Anne van Kesteren

Improved styling abbr in IE

I "improved" the Javascript function that is used for styling abbr in IE. I haven't changed it on this site yet but I think I will, since it's quite useful if you want to user more attributes than just the title attribute. For a Dutch website I had to use an English abbreviation so I need 'it to use the xml:lang attribute. I did, but then the function styleAbbr() doesn't work anymore. This is mine:

function abbrToSpan(){
 var newSourceCode;
    newSourceCode           = document.body.innerHTML;
    newSourceCode           = newSourceCode.replace('<ABBR','<SPAN class="abbr"');
    newSourceCode           = newSourceCode.replace('</ABBR>','</SPAN>');
    document.body.innerHTML = newSourceCode;

window.onload = function(){
 /* other onloads */

isIE = (document.all) ? true:false;

As you can see I do not use a regular expression, but just a simple find and replace, which in this situation works like intented. Resources: Styling <abbr> in IE.

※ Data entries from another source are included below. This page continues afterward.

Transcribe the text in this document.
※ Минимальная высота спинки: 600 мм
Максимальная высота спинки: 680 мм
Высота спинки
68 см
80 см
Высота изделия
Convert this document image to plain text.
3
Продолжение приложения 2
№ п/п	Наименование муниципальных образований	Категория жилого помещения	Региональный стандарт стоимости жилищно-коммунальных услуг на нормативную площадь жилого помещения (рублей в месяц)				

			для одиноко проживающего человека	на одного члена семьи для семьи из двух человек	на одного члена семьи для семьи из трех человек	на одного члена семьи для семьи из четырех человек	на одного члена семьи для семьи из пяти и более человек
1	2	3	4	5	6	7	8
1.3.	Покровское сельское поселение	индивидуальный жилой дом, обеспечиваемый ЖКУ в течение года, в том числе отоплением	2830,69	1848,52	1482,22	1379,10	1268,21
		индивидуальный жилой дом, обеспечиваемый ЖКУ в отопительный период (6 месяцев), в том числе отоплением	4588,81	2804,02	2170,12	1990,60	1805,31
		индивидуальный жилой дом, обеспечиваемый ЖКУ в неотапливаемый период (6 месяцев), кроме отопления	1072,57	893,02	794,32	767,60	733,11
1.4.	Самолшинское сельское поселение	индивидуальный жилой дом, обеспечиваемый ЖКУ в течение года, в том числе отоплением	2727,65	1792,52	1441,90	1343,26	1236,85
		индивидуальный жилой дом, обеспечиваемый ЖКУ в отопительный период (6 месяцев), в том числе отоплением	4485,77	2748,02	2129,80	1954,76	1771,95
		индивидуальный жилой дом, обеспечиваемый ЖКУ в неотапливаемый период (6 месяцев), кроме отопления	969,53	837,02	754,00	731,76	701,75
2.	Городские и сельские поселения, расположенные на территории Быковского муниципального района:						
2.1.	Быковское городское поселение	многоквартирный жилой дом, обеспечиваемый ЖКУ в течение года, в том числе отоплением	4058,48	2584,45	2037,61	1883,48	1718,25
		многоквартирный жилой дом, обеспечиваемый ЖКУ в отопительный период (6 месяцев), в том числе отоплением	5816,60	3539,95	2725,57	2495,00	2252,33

  1. Well Anne, this is very handy.

    You don't mind if I steal this one :))?

    Posted by Minz Meyer at

  2. It's open source, like all JavaScript (I'm excluding server-side JavaScript here). I already sent an e-mail to the original author, but he hasn't replied yet.

    Posted by Anne at

  3. I find the original method (inserting span with JavaScript) rather puzzling. If you are going to use scripting to do this, why not just serve up abbr as acronym to IE browsers? You can still apply a aurally-styled class attribute to ensure abbreviations are spelled out by screen readers, a visual users won't care anyway. Doing it this way saves having to put in a meaningless span element.

    Posted by Simon Jessey at

  4. well they are two different things the abbr and the acronym, so mixing those as a workaround for IE is not an option (at least i think ;))

    Posted by Folkert at

  5. abbr and acronym are indeed different, from a semantic point of view. Acronyms are a subset of abbreviations. Since Internet Explorer lacks support for abbr (and this comes from a misunderstanding of what abbreviations and acronyms are), the logical solution is simply to serve IE users with the semantically-incorrect alternative.

    There is some good news. Assuming that most browsers will eventually support XHTML 2.0, it must follow that Internet Explorer will eventually support abbr, since acronym does not feature in the specification.

    Posted by Simon Jessey at

  6. I think I stick to span, 'cause it's in my opinion more semantically correct in conjunction with the class attribute, which adds semantic value to the span element.

    Posted by Anne at

  7. I can see your point of view, Anne, but I must disagree, for the same reasons that I don't like the multi-SPANNED approach to the CSS Zen Garden. Adding elements as style hooks seems to be contrary to the goal of separating content from presentation. Even the use of class attributes should be minimized.

    In this particular case, the span element ONLY has semantic value when associated with an explanatory class attribute. It has no semantic value on its own.